What is, briefly, IDA (I found lot of information on your rich website) and which its specific political and cultural aim?

IDA is a non partisan, independent public policy think tank and research institute. Our goal is to conduct rigorous consultative research that informs policy on controversial, complex and difficult issues. For this project on Muslim non-Muslim relations, our goal was to initiate informed national dialogue that could examine the fear and the stereotypes, in a way that might help reduce racism, and lead to practical and constructive programs to enhance cross-cultural understanding and relations.

Which was the goal of your deliberative poll about Muslims and non Muslims in Australia?

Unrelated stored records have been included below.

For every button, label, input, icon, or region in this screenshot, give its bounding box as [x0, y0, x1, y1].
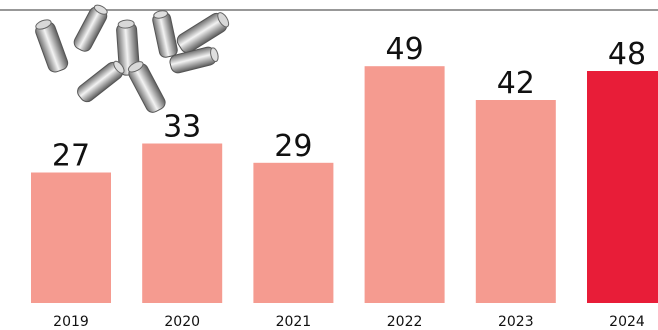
value-label-2019: 27 — [52, 139, 90, 174]
x-tick-2024: 2024 — [609, 314, 645, 330]
bar-2020 — [142, 143, 223, 303]
bar-2021 — [253, 162, 334, 303]
labels-layer: 27 2019 33 2020 29 2021 49 2022 42 2023 48 2024 — [52, 32, 646, 330]
bar-2019 — [31, 172, 111, 303]
x-tick-2023: 2023 — [498, 314, 534, 330]
bar-2022 — [364, 66, 445, 303]
value-label-2024: 48 — [608, 37, 646, 72]
x-tick-2020: 2020 — [164, 314, 200, 330]
value-label-2021: 29 — [274, 129, 312, 164]
x-tick-2022: 2022 — [387, 314, 423, 330]
value-label-2023: 42 — [497, 66, 535, 101]
bar-2024 — [587, 71, 658, 303]
bars-layer — [31, 66, 658, 303]
bullets-illustration-icon — [35, 4, 230, 113]
x-tick-2021: 2021 — [276, 314, 312, 330]
bar-2023 — [475, 100, 556, 303]
value-label-2020: 33 — [163, 110, 201, 145]
x-tick-2019: 2019 — [53, 314, 89, 330]
value-label-2022: 49 — [386, 32, 424, 67]
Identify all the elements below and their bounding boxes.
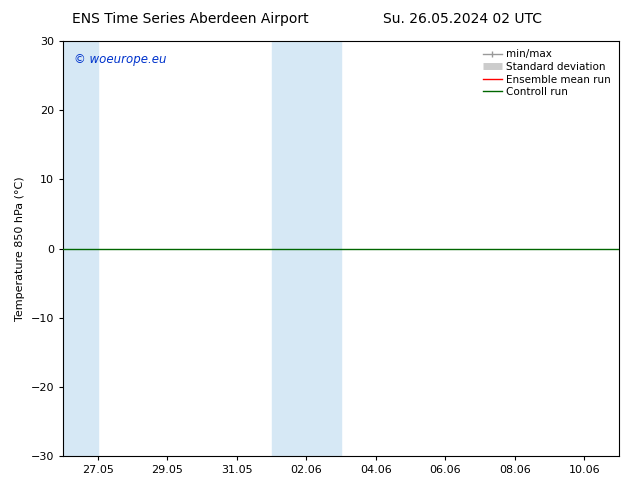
Bar [63, 41, 98, 456]
Y-axis label: Temperature 850 hPa (°C): Temperature 850 hPa (°C) [15, 176, 25, 321]
Legend: min/max, Standard deviation, Ensemble mean run, Controll run: min/max, Standard deviation, Ensemble me… [480, 46, 614, 100]
Text: © woeurope.eu: © woeurope.eu [74, 53, 167, 67]
Bar [271, 41, 341, 456]
Text: Su. 26.05.2024 02 UTC: Su. 26.05.2024 02 UTC [384, 12, 542, 26]
Text: ENS Time Series Aberdeen Airport: ENS Time Series Aberdeen Airport [72, 12, 309, 26]
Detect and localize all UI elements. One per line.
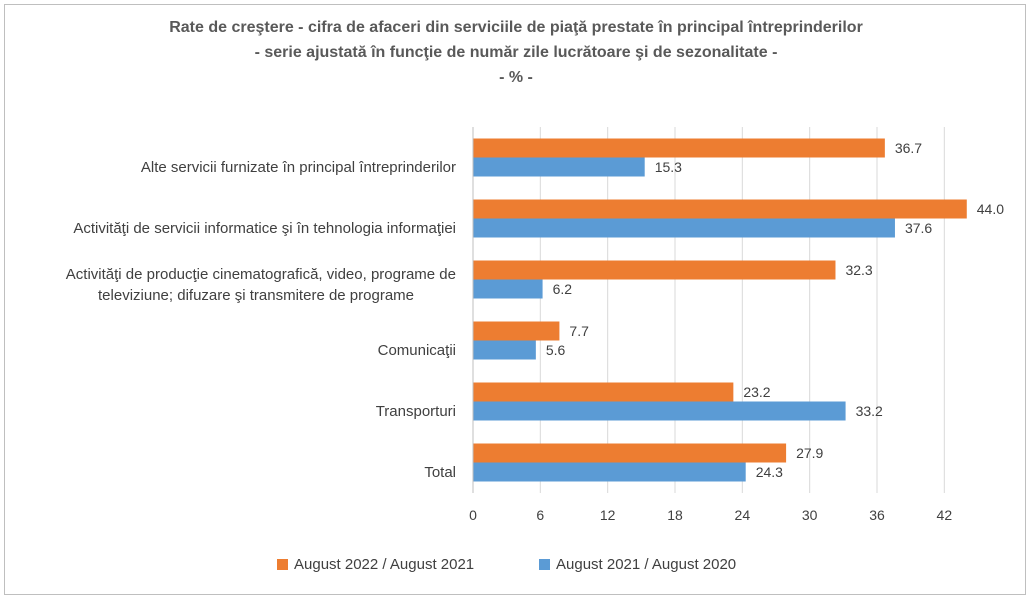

Australia Deliberates: Muslims and non-Muslims in Australia was a comprehensive, 18 month project including: Individual consultations over 100 experts, four hour Focus Group Deliberations with over 200 Muslim Australians in major capital cities, a national survey of 160 Muslim Australians, a national survey 1401 Australians, the national Deliberative Poll with a subset of 330 of the randomly surveyed Australians and 41 of the Muslim Australians.

Was it successful?

As stated above: Our goal was to initiate a national dialogue that might help reduce racism, and lead to practical and constructive programs to enhance cross-cultural understanding and relations. We feel very positive about what we behave achieved already. The informed dialogue has ignited, and cross cultural education activities are ongoing. Through screenings of the documentary, on television networks, in Federal and State parliaments, public venues and schools and tertiary institutions around the country, the informed dialogue will continue. These screenings will include the very short version of the Australia Deliberates Final Report. Wider media coverage – from programs in Australia on commercial and public television networks, to internationally – for example, Al Jazeera – all contribute to this broad goal.

In which way did it give a contribution to the integration of Muslim people in Australia?

Both Muslims and non-Muslims learn about each other, get to know each other, get to examine the issues from each others’ perspective. It raised the issue of racism in a non-threatening way – and in so doing, helped Australians examine their opinions, and think about how they treat each other, especially those who are different.

Apart from deliberative polls, which are in your opinion the other instruments we can dispose to orientate public opinion towards an acceptation of diversity?

Massive public awareness and cross cultural education programs. Educating media / journalists / political and religious leaders to present a more balanced, less stereotyped portrayal of Islam in the West, and vice versa of the West in Islamic countries.